Jaros has met with the State Department’s Subnational Diplomacy Unit about his work, and he and Newland are studying how the federal government can help U.S. states and cities coordinate knowledge-sharing and also how it can provide useful information to lower levels of government. 

In his capacity as a Truman fellow, Jaros also is expanding the research to include city-level diplomacy. This summer he and Newland, who also is a Truman fellow, will meet with city officials, chamber of commerce members and other local groups in Los Angeles; Hartford, Connecticut; Des Moines, Iowa and Jacksonville, Florida. 

“We will solicit views from the local level both for their own sake and also to bring some of it back to share with policymakers in Washington, to help them have a better awareness of how what they are doing affects local communities,” Jaros said. 

A fellow of the National Committee on U.S.-China Relations’ Public Intellectuals Program, Jaros regularly briefs state and local officials on the U.S.-China relationship.
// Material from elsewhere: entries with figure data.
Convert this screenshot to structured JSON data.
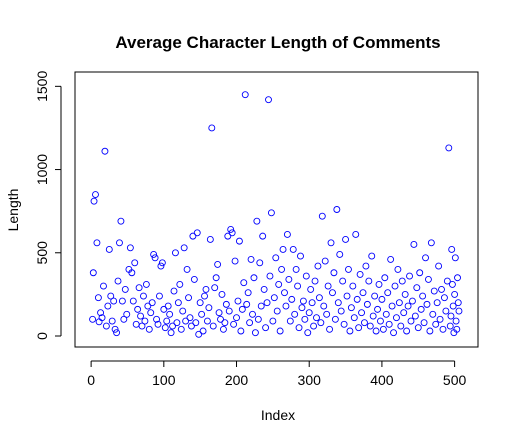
{
  "chart_data": {
    "type": "scatter",
    "title": "Average Character Length of Comments",
    "xlabel": "Index",
    "ylabel": "Length",
    "xlim": [
      0,
      510
    ],
    "ylim": [
      0,
      1520
    ],
    "x_ticks": [
      0,
      100,
      200,
      300,
      400,
      500
    ],
    "y_ticks": [
      0,
      500,
      1000,
      1500
    ],
    "x_tick_labels": [
      "0",
      "100",
      "200",
      "300",
      "400",
      "500"
    ],
    "y_tick_labels": [
      "0",
      "500",
      "1000",
      "1500"
    ],
    "grid": false,
    "point_color": "#0000FF",
    "points": [
      [
        2,
        100
      ],
      [
        3,
        380
      ],
      [
        4,
        810
      ],
      [
        6,
        850
      ],
      [
        8,
        560
      ],
      [
        10,
        230
      ],
      [
        11,
        85
      ],
      [
        13,
        140
      ],
      [
        15,
        110
      ],
      [
        17,
        300
      ],
      [
        19,
        1110
      ],
      [
        21,
        60
      ],
      [
        23,
        180
      ],
      [
        25,
        520
      ],
      [
        27,
        240
      ],
      [
        29,
        90
      ],
      [
        31,
        210
      ],
      [
        33,
        40
      ],
      [
        35,
        20
      ],
      [
        37,
        330
      ],
      [
        39,
        560
      ],
      [
        41,
        690
      ],
      [
        43,
        210
      ],
      [
        45,
        100
      ],
      [
        47,
        280
      ],
      [
        49,
        130
      ],
      [
        52,
        400
      ],
      [
        54,
        530
      ],
      [
        56,
        380
      ],
      [
        58,
        210
      ],
      [
        60,
        440
      ],
      [
        62,
        70
      ],
      [
        64,
        160
      ],
      [
        66,
        290
      ],
      [
        68,
        120
      ],
      [
        70,
        60
      ],
      [
        72,
        240
      ],
      [
        74,
        90
      ],
      [
        76,
        310
      ],
      [
        78,
        180
      ],
      [
        80,
        40
      ],
      [
        82,
        140
      ],
      [
        84,
        200
      ],
      [
        86,
        490
      ],
      [
        88,
        470
      ],
      [
        90,
        100
      ],
      [
        92,
        70
      ],
      [
        94,
        240
      ],
      [
        96,
        420
      ],
      [
        98,
        440
      ],
      [
        100,
        160
      ],
      [
        102,
        50
      ],
      [
        104,
        90
      ],
      [
        106,
        180
      ],
      [
        108,
        130
      ],
      [
        110,
        20
      ],
      [
        112,
        60
      ],
      [
        114,
        270
      ],
      [
        116,
        500
      ],
      [
        118,
        80
      ],
      [
        120,
        200
      ],
      [
        122,
        310
      ],
      [
        124,
        40
      ],
      [
        126,
        150
      ],
      [
        128,
        530
      ],
      [
        130,
        90
      ],
      [
        132,
        400
      ],
      [
        134,
        230
      ],
      [
        136,
        110
      ],
      [
        138,
        60
      ],
      [
        140,
        600
      ],
      [
        142,
        340
      ],
      [
        144,
        80
      ],
      [
        146,
        620
      ],
      [
        148,
        10
      ],
      [
        150,
        200
      ],
      [
        152,
        130
      ],
      [
        154,
        30
      ],
      [
        156,
        240
      ],
      [
        158,
        280
      ],
      [
        160,
        90
      ],
      [
        162,
        170
      ],
      [
        164,
        580
      ],
      [
        166,
        1250
      ],
      [
        168,
        60
      ],
      [
        170,
        290
      ],
      [
        172,
        350
      ],
      [
        174,
        430
      ],
      [
        176,
        140
      ],
      [
        178,
        100
      ],
      [
        180,
        250
      ],
      [
        182,
        40
      ],
      [
        184,
        80
      ],
      [
        186,
        190
      ],
      [
        188,
        600
      ],
      [
        190,
        150
      ],
      [
        192,
        640
      ],
      [
        194,
        620
      ],
      [
        196,
        70
      ],
      [
        198,
        450
      ],
      [
        200,
        110
      ],
      [
        202,
        210
      ],
      [
        204,
        570
      ],
      [
        206,
        30
      ],
      [
        208,
        160
      ],
      [
        210,
        320
      ],
      [
        212,
        1450
      ],
      [
        214,
        190
      ],
      [
        216,
        260
      ],
      [
        218,
        80
      ],
      [
        220,
        460
      ],
      [
        222,
        130
      ],
      [
        224,
        350
      ],
      [
        226,
        20
      ],
      [
        228,
        690
      ],
      [
        230,
        100
      ],
      [
        232,
        440
      ],
      [
        234,
        180
      ],
      [
        236,
        600
      ],
      [
        238,
        280
      ],
      [
        240,
        50
      ],
      [
        242,
        200
      ],
      [
        244,
        1420
      ],
      [
        246,
        360
      ],
      [
        248,
        740
      ],
      [
        250,
        90
      ],
      [
        252,
        230
      ],
      [
        254,
        470
      ],
      [
        256,
        150
      ],
      [
        258,
        310
      ],
      [
        260,
        30
      ],
      [
        262,
        400
      ],
      [
        264,
        520
      ],
      [
        266,
        260
      ],
      [
        268,
        180
      ],
      [
        270,
        610
      ],
      [
        272,
        340
      ],
      [
        274,
        90
      ],
      [
        276,
        220
      ],
      [
        278,
        520
      ],
      [
        280,
        130
      ],
      [
        282,
        400
      ],
      [
        284,
        300
      ],
      [
        286,
        50
      ],
      [
        288,
        480
      ],
      [
        290,
        170
      ],
      [
        292,
        210
      ],
      [
        294,
        100
      ],
      [
        296,
        360
      ],
      [
        298,
        20
      ],
      [
        300,
        140
      ],
      [
        302,
        280
      ],
      [
        304,
        200
      ],
      [
        306,
        60
      ],
      [
        308,
        330
      ],
      [
        310,
        110
      ],
      [
        312,
        420
      ],
      [
        314,
        230
      ],
      [
        316,
        80
      ],
      [
        318,
        720
      ],
      [
        320,
        180
      ],
      [
        322,
        450
      ],
      [
        324,
        130
      ],
      [
        326,
        300
      ],
      [
        328,
        40
      ],
      [
        330,
        560
      ],
      [
        332,
        260
      ],
      [
        334,
        380
      ],
      [
        336,
        100
      ],
      [
        338,
        760
      ],
      [
        340,
        200
      ],
      [
        342,
        490
      ],
      [
        344,
        150
      ],
      [
        346,
        330
      ],
      [
        348,
        70
      ],
      [
        350,
        580
      ],
      [
        352,
        240
      ],
      [
        354,
        400
      ],
      [
        356,
        30
      ],
      [
        358,
        170
      ],
      [
        360,
        300
      ],
      [
        362,
        110
      ],
      [
        364,
        610
      ],
      [
        366,
        220
      ],
      [
        368,
        50
      ],
      [
        370,
        370
      ],
      [
        372,
        140
      ],
      [
        374,
        260
      ],
      [
        376,
        80
      ],
      [
        378,
        420
      ],
      [
        380,
        190
      ],
      [
        382,
        330
      ],
      [
        384,
        60
      ],
      [
        386,
        480
      ],
      [
        388,
        120
      ],
      [
        390,
        240
      ],
      [
        392,
        30
      ],
      [
        394,
        160
      ],
      [
        396,
        310
      ],
      [
        398,
        90
      ],
      [
        400,
        220
      ],
      [
        402,
        40
      ],
      [
        404,
        350
      ],
      [
        406,
        130
      ],
      [
        408,
        260
      ],
      [
        410,
        70
      ],
      [
        412,
        460
      ],
      [
        414,
        180
      ],
      [
        416,
        20
      ],
      [
        418,
        300
      ],
      [
        420,
        110
      ],
      [
        422,
        400
      ],
      [
        424,
        200
      ],
      [
        426,
        60
      ],
      [
        428,
        330
      ],
      [
        430,
        140
      ],
      [
        432,
        250
      ],
      [
        434,
        30
      ],
      [
        436,
        180
      ],
      [
        438,
        360
      ],
      [
        440,
        90
      ],
      [
        442,
        210
      ],
      [
        444,
        550
      ],
      [
        446,
        120
      ],
      [
        448,
        290
      ],
      [
        450,
        50
      ],
      [
        452,
        380
      ],
      [
        454,
        160
      ],
      [
        456,
        240
      ],
      [
        458,
        80
      ],
      [
        460,
        470
      ],
      [
        462,
        190
      ],
      [
        464,
        340
      ],
      [
        466,
        30
      ],
      [
        468,
        560
      ],
      [
        470,
        130
      ],
      [
        472,
        270
      ],
      [
        474,
        70
      ],
      [
        476,
        200
      ],
      [
        478,
        420
      ],
      [
        480,
        100
      ],
      [
        482,
        280
      ],
      [
        484,
        40
      ],
      [
        486,
        230
      ],
      [
        488,
        150
      ],
      [
        490,
        330
      ],
      [
        492,
        1130
      ],
      [
        494,
        60
      ],
      [
        496,
        520
      ],
      [
        498,
        180
      ],
      [
        500,
        250
      ],
      [
        502,
        90
      ],
      [
        504,
        350
      ],
      [
        506,
        150
      ],
      [
        505,
        200
      ],
      [
        503,
        40
      ],
      [
        501,
        470
      ],
      [
        499,
        20
      ],
      [
        497,
        310
      ],
      [
        495,
        120
      ]
    ]
  }
}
In April he delivered a presentation at the National Committee’s subnational symposium, held in coordination with the University of Michigan.

Jaros said the next stage of the research includes examining the consequences of what is happening at the state level, including its policy implications. 

“We see policy impacts at several different levels: city, state, and federal,” he said. “This work has implications for how cities and states think about what kinds of interactions with China are appropriate right now and what kinds of caution are needed.”